On Tuesday, friends and family arrived at the Fu residence to offer condolences and flowers.
Serene Stevning, whose son befriended Emily in their special education class, answered the door at the Fu home Tuesday morning.
“It’s surreal,” she said. “I cannot imagine how sad they are, and will be for the rest of their lives.”
Stevning said the Fu family declined comment.
The Fus’ next-door neighbors answered the door with red, teary eyes, but declined comment.
Neighbor Chuck Strand said that he doesn’t know the Fu family well, as they had moved into the neighborhood in 2010, but said the family fit into the “Norman Rockwell” feel of the Memorial Day celebration, bringing traditional Chinese food to the block party.

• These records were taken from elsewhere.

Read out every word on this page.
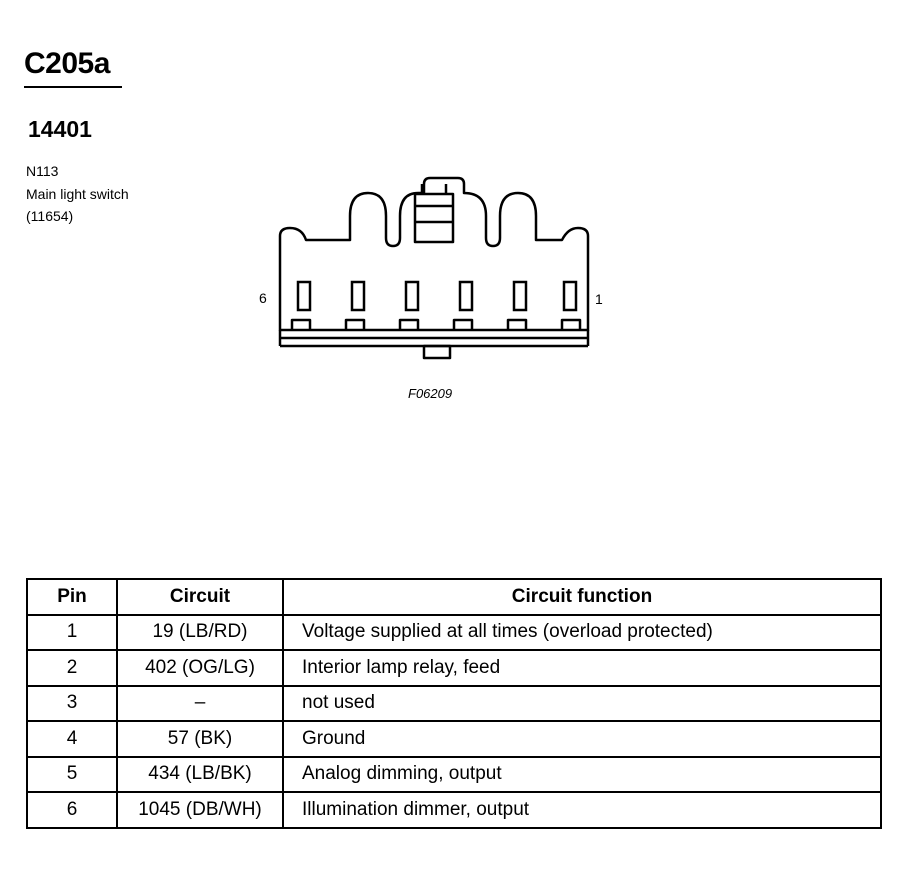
C205a
14401
N113
Main light switch
(11654)
6	1
F06209
Pin	Circuit	Circuit function
1	19 (LB/RD)	Voltage supplied at all times (overload protected)
2	402 (OG/LG)	Interior lamp relay, feed
3	–	not used
4	57 (BK)	Ground
5	434 (LB/BK)	Analog dimming, output
6	1045 (DB/WH)	Illumination dimmer, output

“Their neighbors said they were such caring parents, so careful,” Strand said. “It’s just a freak moment.”
Paradise Canyon Elementary Principal Debra Craddock said counseling staff were at the school Tuesday to support staff as they delivered the news to students. Craddock said school staffers had visited the Fu household to offer condolences, and that students had been making cards and artwork that would be delivered to the family later this week.
Niccum said that when paramedics arrived, Emily was cyanotic, meaning her skin had started to turn blue or purple, indicating a severe lack of oxygen.
“We don’t know how long she had been submerged when they pulled her up,” said Niccum. “Usually kids are pretty resilient, so I would say she might have been down longer than anyone would have thought.”